The classification of primary lipid disorders was developed back in 1965 by the American researcher Donald Fredrickson. It has been adopted by the WHO as the international standard nomenclature for dyslipidemias/hyperlipidemias and remains the most common classification (see Table 1).

Table 1. Classification of primary dyslipidemia according to Fredrickson

TTip

Name

Etiology

Detectable Violation

Occurrence in the general population, %

Type I

Primary hyperlipoproteinemia, hereditary hyperchylomicronemia

Decreased lipoprotein lipase (LPL) or impaired LPL activator - apoC2

Increased level of HM

Type IIa

Polygenic hypercholesterolemia, hereditary hypercholesterolemia

LDL receptor deficiency

Elevated LDL (TG is normal)

Type IIb

Combined hyperlipidemia

Decreased LDL receptor and elevated apoB

Elevated LDL, VLDL and TG

Type III

Hereditary dys-beta lipoproteinemia

ApoE defect (homozygotes apoE 2/2)

Elevated DLPP, increased HM levels

Type IV

Endogenous hyperlipidemia

Increased formation of VLDL and their slow decay

Elevated VLDL

Type V

Hereditary hypertriglyceridemia

Increased formation of VLDL and reduced lipoprotein lipase

Elevated VLDL and HM

Secondary dyslipidemias are lipid metabolism disorders that develop against the background of the following diseases:

  • obesity (increased TG levels, decreased HDL-C);
  • sedentary lifestyle (decreased levels of HDL-C);
  • diabetes mellitus (increased levels of TG, total cholesterol);
  • alcohol consumption (increased levels of TG, HDL-C);
  • hypothyroidism (increased levels of total cholesterol);
  • hyperthyroidism (decrease in the level of total cholesterol);
  • nephrotic syndrome (increased levels of total cholesterol);
  • chronic renal failure (increased levels of total cholesterol, TG, decreased HDL);
  • cirrhosis of the liver (decrease in the level of total cholesterol);
  • obstructive liver disease (increased levels of total cholesterol);
  • malignant neoplasms (decrease in the level of total cholesterol);
  • Cushing's syndrome (increased levels of total cholesterol);
  • iatrogenic lesions while taking: oral contraceptives (increased TG levels, total cholesterol), thiazide diuretics (increased levels of total cholesterol, TG), b-blockers (increased levels of total cholesterol, decreased HDL), corticosteroids (increased TG levels, increased total cholesterol ). See table 2 for cholesterol levels.
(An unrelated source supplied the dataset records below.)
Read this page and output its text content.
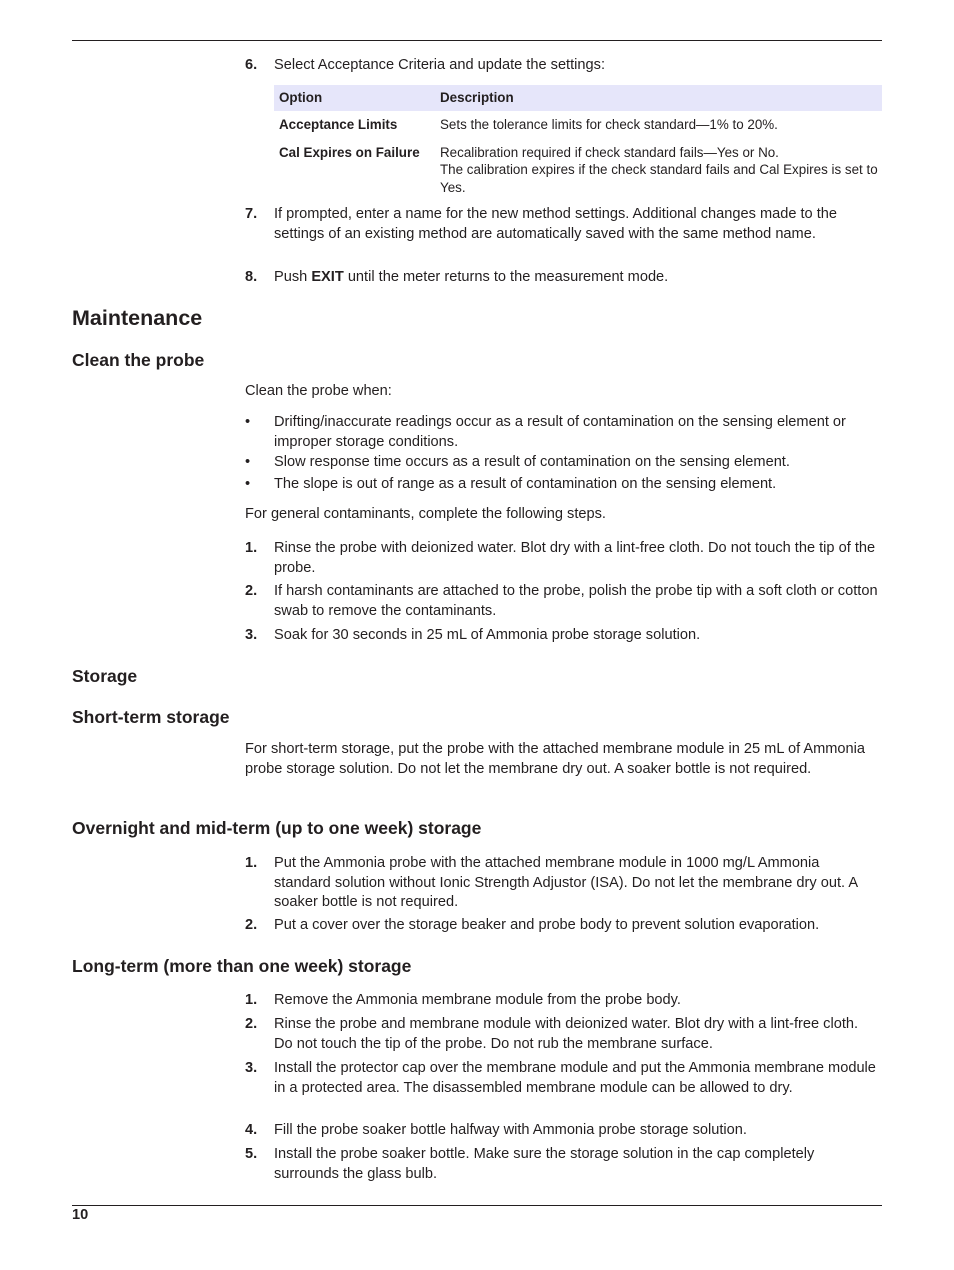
6. Select Acceptance Criteria and update the settings:
Option	Description
Acceptance Limits	Sets the tolerance limits for check standard—1% to 20%.
Cal Expires on Failure Recalibration required if check standard fails—Yes or No.
The calibration expires if the check standard fails and Cal Expires is set to Yes.
7. If prompted, enter a name for the new method settings. Additional changes made to the settings of an existing method are automatically saved with the same method name.
8. Push EXIT until the meter returns to the measurement mode.
Maintenance
Clean the probe
Clean the probe when:
• Drifting/inaccurate readings occur as a result of contamination on the sensing element or improper storage conditions.
• Slow response time occurs as a result of contamination on the sensing element.
• The slope is out of range as a result of contamination on the sensing element.
For general contaminants, complete the following steps.
1. Rinse the probe with deionized water. Blot dry with a lint-free cloth. Do not touch the tip of the probe.
2. If harsh contaminants are attached to the probe, polish the probe tip with a soft cloth or cotton swab to remove the contaminants.
3. Soak for 30 seconds in 25 mL of Ammonia probe storage solution.
Storage
Short-term storage
For short-term storage, put the probe with the attached membrane module in 25 mL of Ammonia probe storage solution. Do not let the membrane dry out. A soaker bottle is not required.
Overnight and mid-term (up to one week) storage
1. Put the Ammonia probe with the attached membrane module in 1000 mg/L Ammonia standard solution without Ionic Strength Adjustor (ISA). Do not let the membrane dry out. A soaker bottle is not required.
2. Put a cover over the storage beaker and probe body to prevent solution evaporation.
Long-term (more than one week) storage
1. Remove the Ammonia membrane module from the probe body.
2. Rinse the probe and membrane module with deionized water. Blot dry with a lint-free cloth. Do not touch the tip of the probe. Do not rub the membrane surface.
3. Install the protector cap over the membrane module and put the Ammonia membrane module in a protected area. The disassembled membrane module can be allowed to dry.
4. Fill the probe soaker bottle halfway with Ammonia probe storage solution.
5. Install the probe soaker bottle. Make sure the storage solution in the cap completely surrounds the glass bulb.
10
Treatment of dyslipidemias (hyperlipidemias)

If the patient suffers from coronary artery disease and has dyslipidemia, it is advisable to avoid smoking, control blood pressure, take aspirin, and, if possible, conduct hormone replacement therapy in postmenopausal women. The decision on the need for drug therapy is made based on the level of LDL-C and an assessment of other risk factors for developing coronary artery disease (including HDL values). For people with low HDL levels without an increase in LDL levels, pharmacotherapy is not indicated.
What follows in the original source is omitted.